June 05, 2012

Interlúdio, Noite dos Defuntos


O zumbi olha a lista de compras, incrédulo.
"Quatro dúzias de coca? Esse cara acha que o mundo vai acabar?", pensa ele, mas obedece.
Ele odeia filas.
"E pensar que fui desenterrado pra isso..."
Ele reclama em pensamento o que não consegue dizer em voz alta e, diligente, obedece a menina gorda.
Como Camila fez isso? Ele não sabe.
Mas ela e o irmão, Pedro, tem ele e vários outros zumbis em seu serviço.
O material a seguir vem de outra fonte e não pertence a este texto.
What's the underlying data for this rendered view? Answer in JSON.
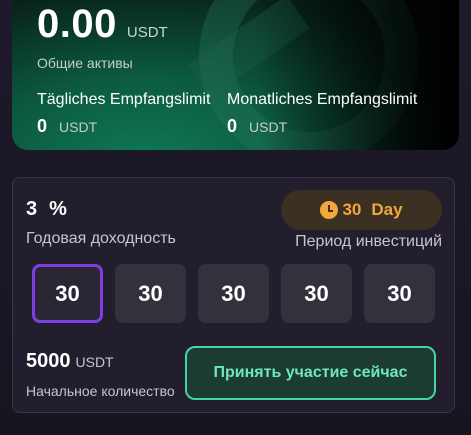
{
  "assets": {
    "total_value": "0.00",
    "total_unit": "USDT",
    "total_label": "Общие активы",
    "daily_limit_label": "Tägliches Empfangslimit",
    "daily_limit_value": "0",
    "daily_limit_unit": "USDT",
    "monthly_limit_label": "Monatliches Empfangslimit",
    "monthly_limit_value": "0",
    "monthly_limit_unit": "USDT"
  },
  "investment": {
    "rate_value": "3",
    "rate_unit": "%",
    "rate_label": "Годовая доходность",
    "period_value": "30",
    "period_unit": "Day",
    "period_label": "Период инвестиций",
    "options": [
      "30",
      "30",
      "30",
      "30",
      "30"
    ],
    "selected_option_index": 0,
    "amount_value": "5000",
    "amount_unit": "USDT",
    "amount_label": "Начальное количество",
    "join_button_label": "Принять участие сейчас"
  },
  "colors": {
    "accent_green": "#43d6a2",
    "accent_orange": "#f1a73a",
    "accent_purple": "#7b3fe4"
  },
  "icons": {
    "period": "clock-icon"
  }
}
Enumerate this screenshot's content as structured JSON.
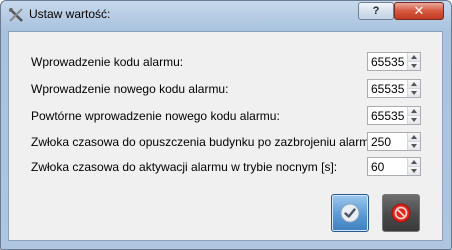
{
  "window": {
    "title": "Ustaw wartość:",
    "help_label": "?",
    "close_label": "✕"
  },
  "fields": [
    {
      "label": "Wprowadzenie kodu alarmu:",
      "value": "65535"
    },
    {
      "label": "Wprowadzenie nowego kodu alarmu:",
      "value": "65535"
    },
    {
      "label": "Powtórne wprowadzenie nowego kodu alarmu:",
      "value": "65535"
    },
    {
      "label": "Zwłoka czasowa do opuszczenia budynku po zazbrojeniu alarmu [s]:",
      "value": "250"
    },
    {
      "label": "Zwłoka czasowa do aktywacji alarmu w trybie nocnym [s]:",
      "value": "60"
    }
  ],
  "buttons": {
    "ok_icon": "checkmark-icon",
    "cancel_icon": "no-entry-icon"
  }
}
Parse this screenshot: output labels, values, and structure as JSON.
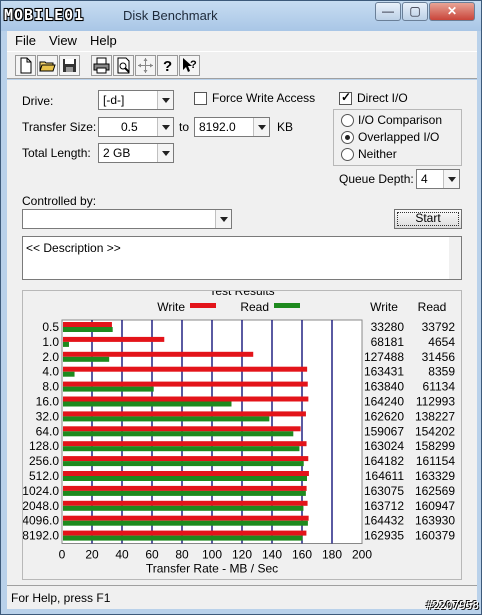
{
  "window": {
    "logo_text": "MOBILE01",
    "title": "Disk Benchmark",
    "min_glyph": "—",
    "max_glyph": "▢",
    "close_glyph": "✕"
  },
  "menu": {
    "file": "File",
    "view": "View",
    "help": "Help"
  },
  "toolbar": {
    "icons": [
      "new-icon",
      "open-icon",
      "save-icon",
      "print-icon",
      "print-preview-icon",
      "move-icon",
      "help-icon",
      "context-help-icon"
    ]
  },
  "settings": {
    "drive_label": "Drive:",
    "drive_value": "[-d-]",
    "force_write_label": "Force Write Access",
    "force_write_checked": false,
    "direct_io_label": "Direct I/O",
    "direct_io_checked": true,
    "transfer_size_label": "Transfer Size:",
    "transfer_from": "0.5",
    "to_label": "to",
    "transfer_to": "8192.0",
    "kb_label": "KB",
    "total_length_label": "Total Length:",
    "total_length_value": "2 GB",
    "io_options": [
      {
        "label": "I/O Comparison",
        "selected": false
      },
      {
        "label": "Overlapped I/O",
        "selected": true
      },
      {
        "label": "Neither",
        "selected": false
      }
    ],
    "queue_depth_label": "Queue Depth:",
    "queue_depth_value": "4",
    "controlled_by_label": "Controlled by:",
    "controlled_by_value": "",
    "start_label": "Start",
    "description": "<< Description >>"
  },
  "results": {
    "title": "Test Results",
    "write_legend": "Write",
    "read_legend": "Read",
    "write_col": "Write",
    "read_col": "Read",
    "write_color": "#e3141a",
    "read_color": "#1e8a1e",
    "grid_color": "#14147a"
  },
  "chart_data": {
    "type": "bar",
    "orientation": "horizontal",
    "xlabel": "Transfer Rate - MB / Sec",
    "xlim": [
      0,
      200
    ],
    "xticks": [
      0,
      20,
      40,
      60,
      80,
      100,
      120,
      140,
      160,
      180,
      200
    ],
    "categories": [
      "0.5",
      "1.0",
      "2.0",
      "4.0",
      "8.0",
      "16.0",
      "32.0",
      "64.0",
      "128.0",
      "256.0",
      "512.0",
      "1024.0",
      "2048.0",
      "4096.0",
      "8192.0"
    ],
    "series": [
      {
        "name": "Write",
        "values": [
          33280,
          68181,
          127488,
          163431,
          163840,
          164240,
          162620,
          159067,
          163024,
          164182,
          164611,
          163075,
          163712,
          164432,
          162935
        ]
      },
      {
        "name": "Read",
        "values": [
          33792,
          4654,
          31456,
          8359,
          61134,
          112993,
          138227,
          154202,
          158299,
          161154,
          163329,
          162569,
          160947,
          163930,
          160379
        ]
      }
    ],
    "value_unit_divisor": 1000
  },
  "status": {
    "text": "For Help, press F1",
    "watermark": "#2207958"
  }
}
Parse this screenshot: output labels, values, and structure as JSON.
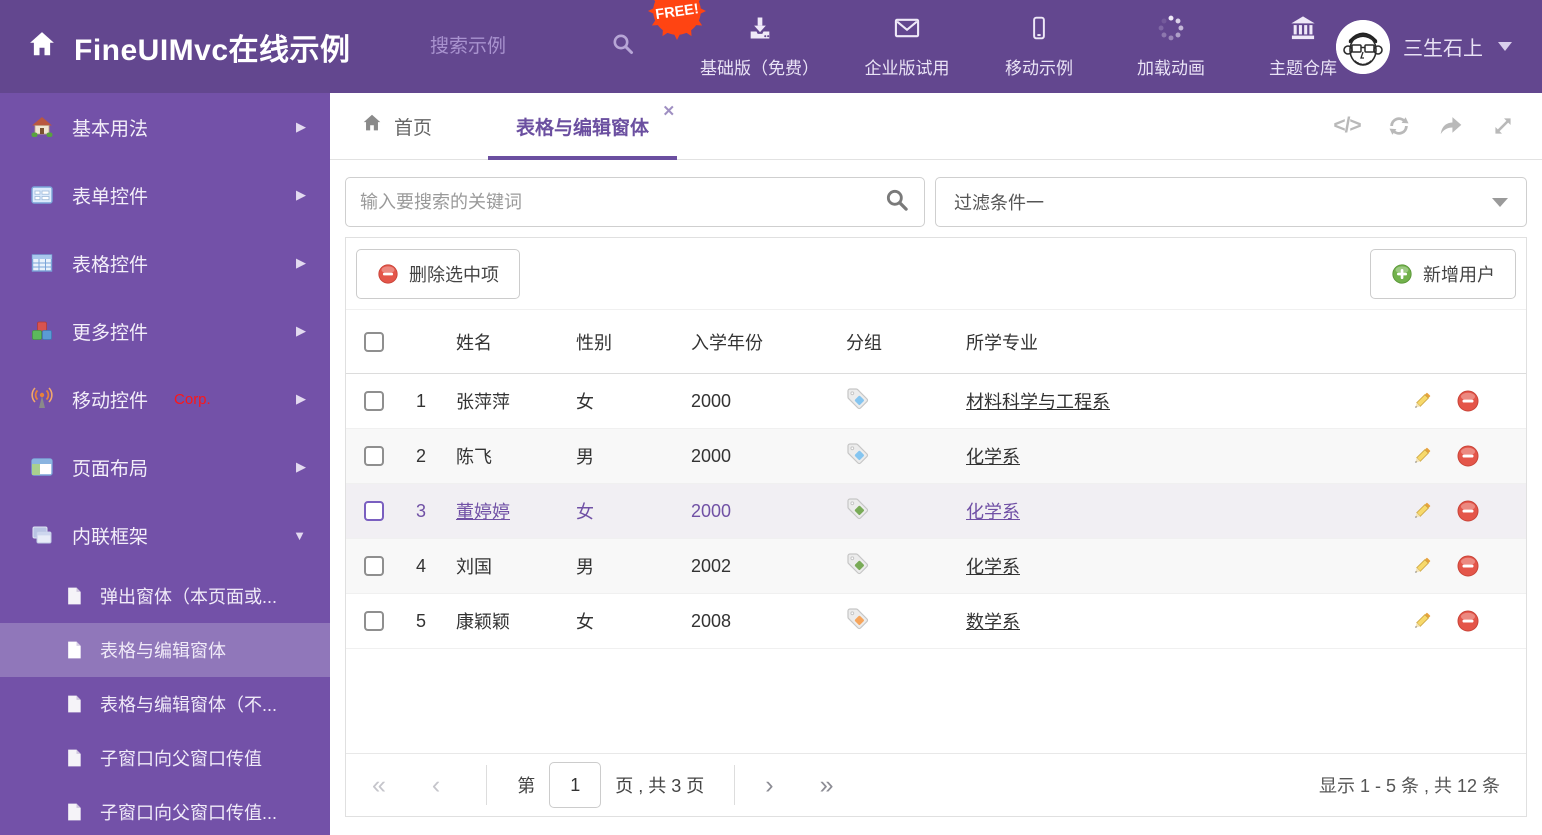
{
  "header": {
    "title": "FineUIMvc在线示例",
    "search_placeholder": "搜索示例",
    "nav": [
      {
        "label": "基础版（免费）",
        "badge": "FREE!"
      },
      {
        "label": "企业版试用"
      },
      {
        "label": "移动示例"
      },
      {
        "label": "加载动画"
      },
      {
        "label": "主题仓库"
      }
    ],
    "user_name": "三生石上"
  },
  "sidebar": {
    "items": [
      {
        "label": "基本用法"
      },
      {
        "label": "表单控件"
      },
      {
        "label": "表格控件"
      },
      {
        "label": "更多控件"
      },
      {
        "label": "移动控件",
        "suffix": "Corp."
      },
      {
        "label": "页面布局"
      },
      {
        "label": "内联框架"
      }
    ],
    "subitems": [
      {
        "label": "弹出窗体（本页面或..."
      },
      {
        "label": "表格与编辑窗体",
        "active": true
      },
      {
        "label": "表格与编辑窗体（不..."
      },
      {
        "label": "子窗口向父窗口传值"
      },
      {
        "label": "子窗口向父窗口传值..."
      }
    ]
  },
  "tabs": {
    "home": "首页",
    "active": "表格与编辑窗体"
  },
  "content": {
    "search_placeholder": "输入要搜索的关键词",
    "filter_value": "过滤条件一",
    "toolbar": {
      "delete_label": "删除选中项",
      "add_label": "新增用户"
    },
    "table": {
      "columns": [
        "姓名",
        "性别",
        "入学年份",
        "分组",
        "所学专业"
      ],
      "rows": [
        {
          "num": "1",
          "name": "张萍萍",
          "gender": "女",
          "year": "2000",
          "tag_color": "#85c5f0",
          "major": "材料科学与工程系",
          "selected": false
        },
        {
          "num": "2",
          "name": "陈飞",
          "gender": "男",
          "year": "2000",
          "tag_color": "#85c5f0",
          "major": "化学系",
          "selected": false
        },
        {
          "num": "3",
          "name": "董婷婷",
          "gender": "女",
          "year": "2000",
          "tag_color": "#79ab57",
          "major": "化学系",
          "selected": true
        },
        {
          "num": "4",
          "name": "刘国",
          "gender": "男",
          "year": "2002",
          "tag_color": "#79ab57",
          "major": "化学系",
          "selected": false
        },
        {
          "num": "5",
          "name": "康颖颖",
          "gender": "女",
          "year": "2008",
          "tag_color": "#f6a55c",
          "major": "数学系",
          "selected": false
        }
      ]
    },
    "pagination": {
      "first": "«",
      "prev": "‹",
      "page_label_before": "第",
      "current_page": "1",
      "page_label_after": "页 , 共 3 页",
      "next": "›",
      "last": "»",
      "summary": "显示 1 - 5 条 , 共 12 条"
    }
  },
  "colors": {
    "header_bg": "#63478f",
    "sidebar_bg": "#7351a8",
    "sidebar_active": "#9077ba",
    "accent_purple": "#6b4fa0",
    "free_badge": "#ff4412",
    "delete_red": "#e4564a",
    "add_green": "#72b24c",
    "tag_blue": "#85c5f0",
    "tag_green": "#79ab57",
    "tag_orange": "#f6a55c"
  }
}
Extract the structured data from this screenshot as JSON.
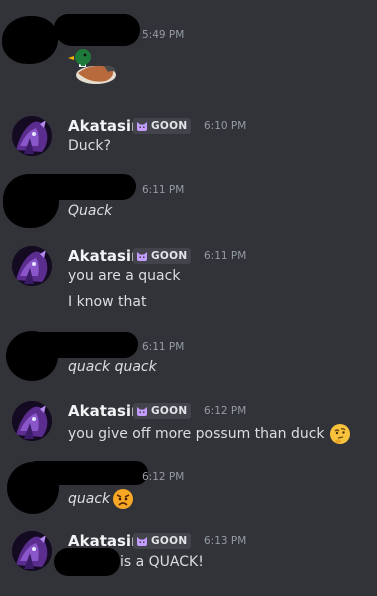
{
  "colors": {
    "background": "#313338",
    "username": "#f2f3f5",
    "message_text": "#dbdee1",
    "timestamp": "#949ba4",
    "tag_background": "#43444b",
    "tag_icon": "#c59cff"
  },
  "messages": [
    {
      "author": "",
      "author_redacted": true,
      "time": "5:49 PM",
      "lines": [],
      "attachment_emoji": "duck-emoji"
    },
    {
      "author": "Akatasin",
      "tag": "GOON",
      "time": "6:10 PM",
      "lines": [
        "Duck?"
      ]
    },
    {
      "author": "",
      "author_redacted": true,
      "time": "6:11 PM",
      "lines": [
        "Quack"
      ],
      "italic": true
    },
    {
      "author": "Akatasin",
      "tag": "GOON",
      "time": "6:11 PM",
      "lines": [
        "you are a quack",
        "I know that"
      ]
    },
    {
      "author": "",
      "author_redacted": true,
      "time": "6:11 PM",
      "lines": [
        "quack quack"
      ],
      "italic": true
    },
    {
      "author": "Akatasin",
      "tag": "GOON",
      "time": "6:12 PM",
      "lines": [
        "you give off more possum than duck"
      ],
      "trailing_emoji": "thinking-face-emoji"
    },
    {
      "author": "",
      "author_redacted": true,
      "time": "6:12 PM",
      "lines": [
        "quack"
      ],
      "italic": true,
      "trailing_emoji": "angry-face-emoji"
    },
    {
      "author": "Akatasin",
      "tag": "GOON",
      "time": "6:13 PM",
      "lines": [
        "is a QUACK!"
      ],
      "redacted_mention": true
    }
  ]
}
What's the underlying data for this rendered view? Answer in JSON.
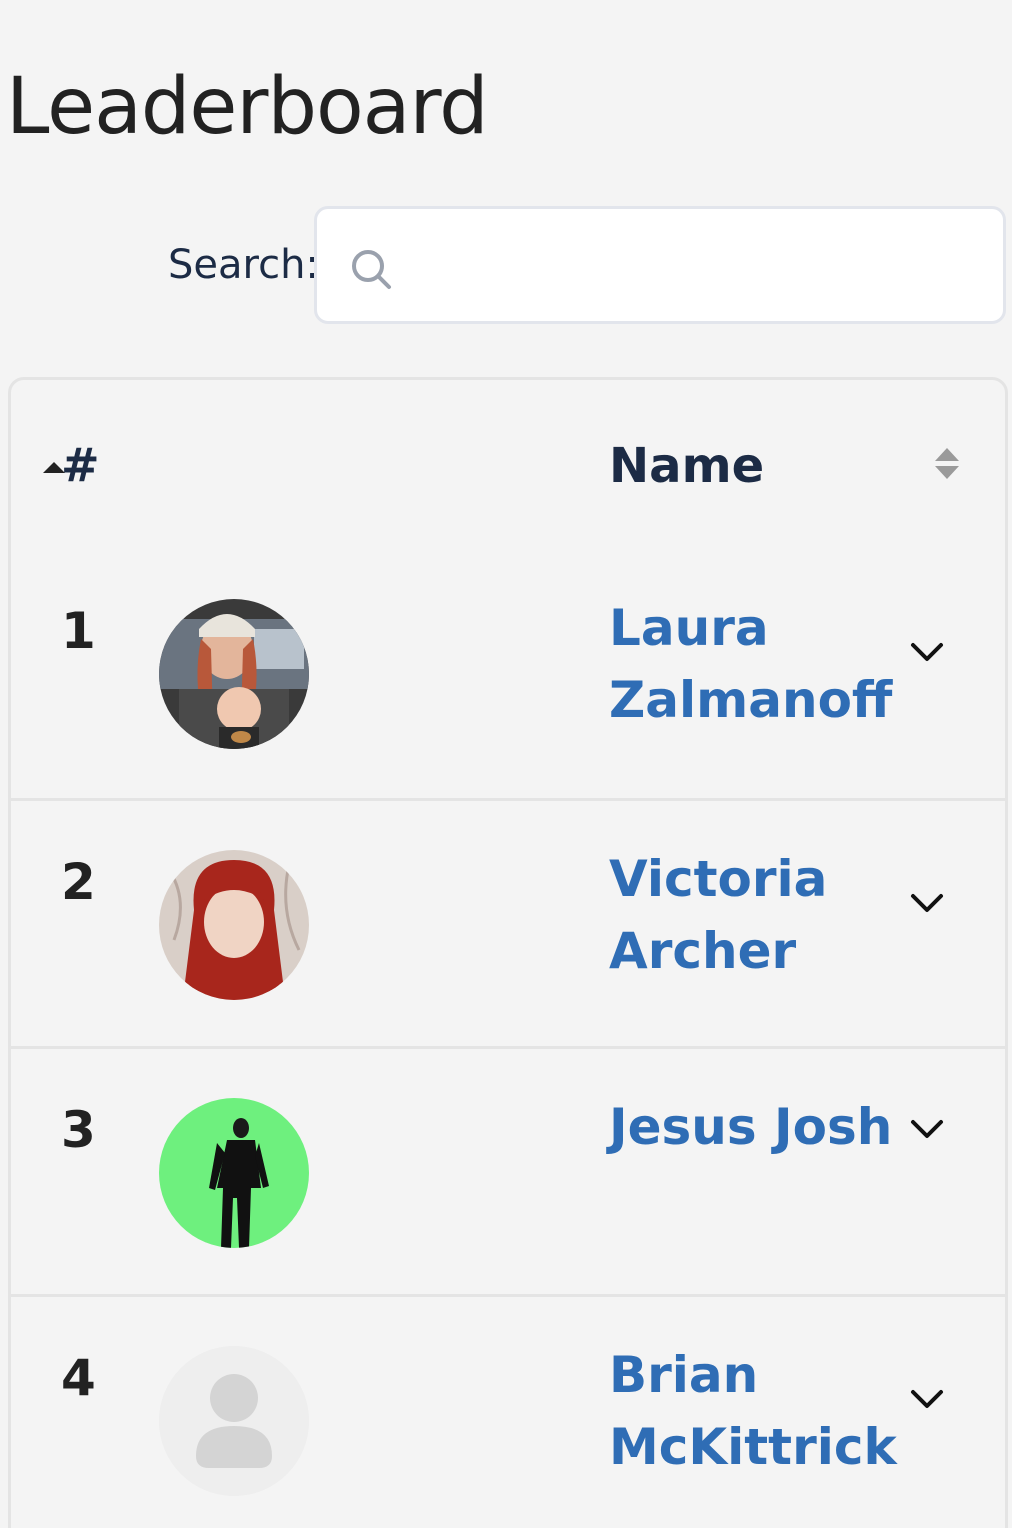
{
  "page": {
    "title": "Leaderboard"
  },
  "search": {
    "label": "Search:",
    "value": "",
    "placeholder": ""
  },
  "table": {
    "columns": {
      "rank": "#",
      "name": "Name"
    },
    "rows": [
      {
        "rank": "1",
        "name": "Laura Zalmanoff",
        "avatar": "photo-woman-with-baby"
      },
      {
        "rank": "2",
        "name": "Victoria Archer",
        "avatar": "photo-red-hair-woman"
      },
      {
        "rank": "3",
        "name": "Jesus Josh",
        "avatar": "photo-man-green-screen"
      },
      {
        "rank": "4",
        "name": "Brian McKittrick",
        "avatar": "default-user-icon"
      }
    ]
  },
  "colors": {
    "background": "#f4f4f4",
    "link": "#2f6db5",
    "heading": "#1c2b45",
    "border": "#e4e4e4"
  }
}
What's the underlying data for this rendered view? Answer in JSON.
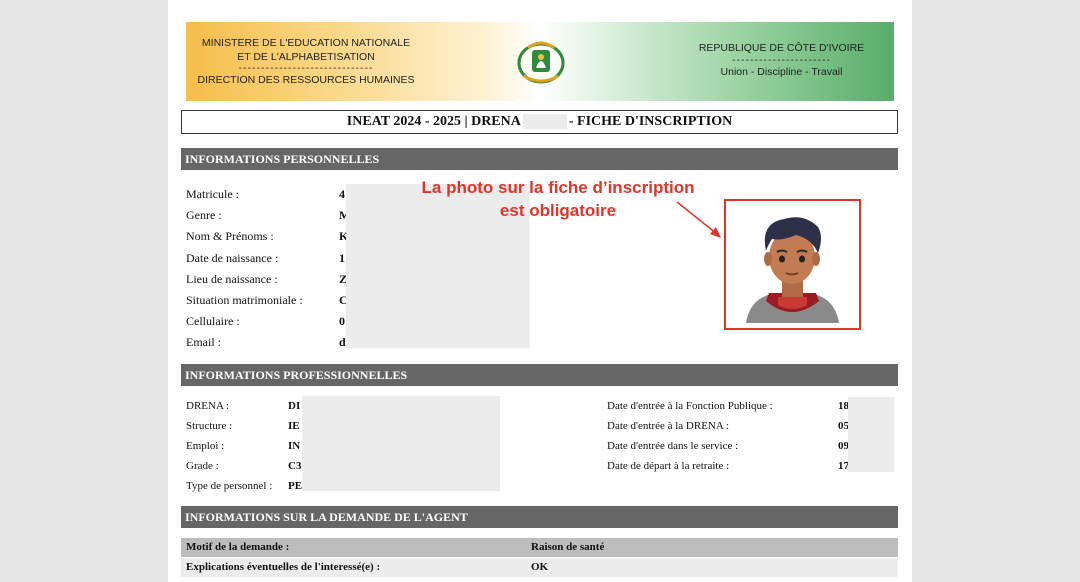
{
  "header": {
    "left_line1": "MINISTERE DE L'EDUCATION NATIONALE",
    "left_line2": "ET DE L'ALPHABETISATION",
    "left_dashes": "------------------------------",
    "left_line3": "DIRECTION DES RESSOURCES HUMAINES",
    "right_line1": "REPUBLIQUE DE CÔTE D'IVOIRE",
    "right_dashes": "----------------------",
    "right_line2": "Union - Discipline - Travail",
    "emblem_icon": "coat-of-arms-icon"
  },
  "title": {
    "part1": "INEAT 2024 - 2025 | DRENA",
    "part2": "- FICHE D'INSCRIPTION"
  },
  "sections": {
    "personal": "INFORMATIONS PERSONNELLES",
    "professional": "INFORMATIONS PROFESSIONNELLES",
    "request": "INFORMATIONS SUR LA DEMANDE DE L'AGENT"
  },
  "personal": [
    {
      "label": "Matricule :",
      "value": "4"
    },
    {
      "label": "Genre :",
      "value": "M"
    },
    {
      "label": "Nom & Prénoms :",
      "value": "K"
    },
    {
      "label": "Date de naissance :",
      "value": "1"
    },
    {
      "label": "Lieu de naissance :",
      "value": "Z"
    },
    {
      "label": "Situation matrimoniale :",
      "value": "C"
    },
    {
      "label": "Cellulaire :",
      "value": "0"
    },
    {
      "label": "Email :",
      "value": "d"
    }
  ],
  "annotation": {
    "line1": "La photo sur la fiche d’inscription",
    "line2": "est obligatoire"
  },
  "photo": {
    "icon": "avatar-photo-icon",
    "border_color": "#e0362a"
  },
  "professional_left": [
    {
      "label": "DRENA :",
      "value": "DI"
    },
    {
      "label": "Structure :",
      "value": "IE"
    },
    {
      "label": "Emploi :",
      "value": "IN"
    },
    {
      "label": "Grade :",
      "value": "C3"
    },
    {
      "label": "Type de personnel :",
      "value": "PE"
    }
  ],
  "professional_right": [
    {
      "label": "Date d'entrée à la Fonction Publique :",
      "value": "18"
    },
    {
      "label": "Date d'entrée à la DRENA :",
      "value": "05"
    },
    {
      "label": "Date d'entrée dans le service :",
      "value": "09"
    },
    {
      "label": "Date de départ à la retraite :",
      "value": "17"
    }
  ],
  "request": [
    {
      "label": "Motif de la demande :",
      "value": "Raison de santé"
    },
    {
      "label": "Explications éventuelles de l'interessé(e) :",
      "value": "OK"
    }
  ],
  "colors": {
    "section_bg": "#666666",
    "accent_red": "#e0362a",
    "row_shaded": "#bdbdbd",
    "row_light": "#ececec"
  }
}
"Será que vou ter de comer cérebros?"
Felipe não sabe. Ele era só mais um jovem como qualquer outro.
E um dia acordou morto, num caixão.
Ele não sente muita fome. Mas sente.
Olha com curiosidade para a cabeça da mulher a sua frente.
O cacelo dela começa a rarear no topo da cabeça.
Os cabelos, pintados de um vermelho alaranjado, dão um aspecto doentio ao branco coro cabeludo.
"Eca."
Mas ele continua olhando.
"Será que meus dentes abrem a cabeça dela?"
Ele passa os dedos pelos dentes. E estica o braço, tocando na cabeça dela.
A mulher se vira irritada. Olha para ele de maneira que ele se recorda de professoras que teve. De todas as que tiveram aquele olhar.
Felipe sempre foi um sujeito calmo.
Mas se ele um dia quiser comer o cérebro de alguém, essa mulher vai estar no topo da lista.
Sua vez no caixa chega, afinal.
Ele paga com o cartão de Pedro e leva as compras para o carro.
Márcio espera no volante.
Ele é também um zumbi.
No caso dele, é mais evidente. Ou isso, ou ele toma drogas.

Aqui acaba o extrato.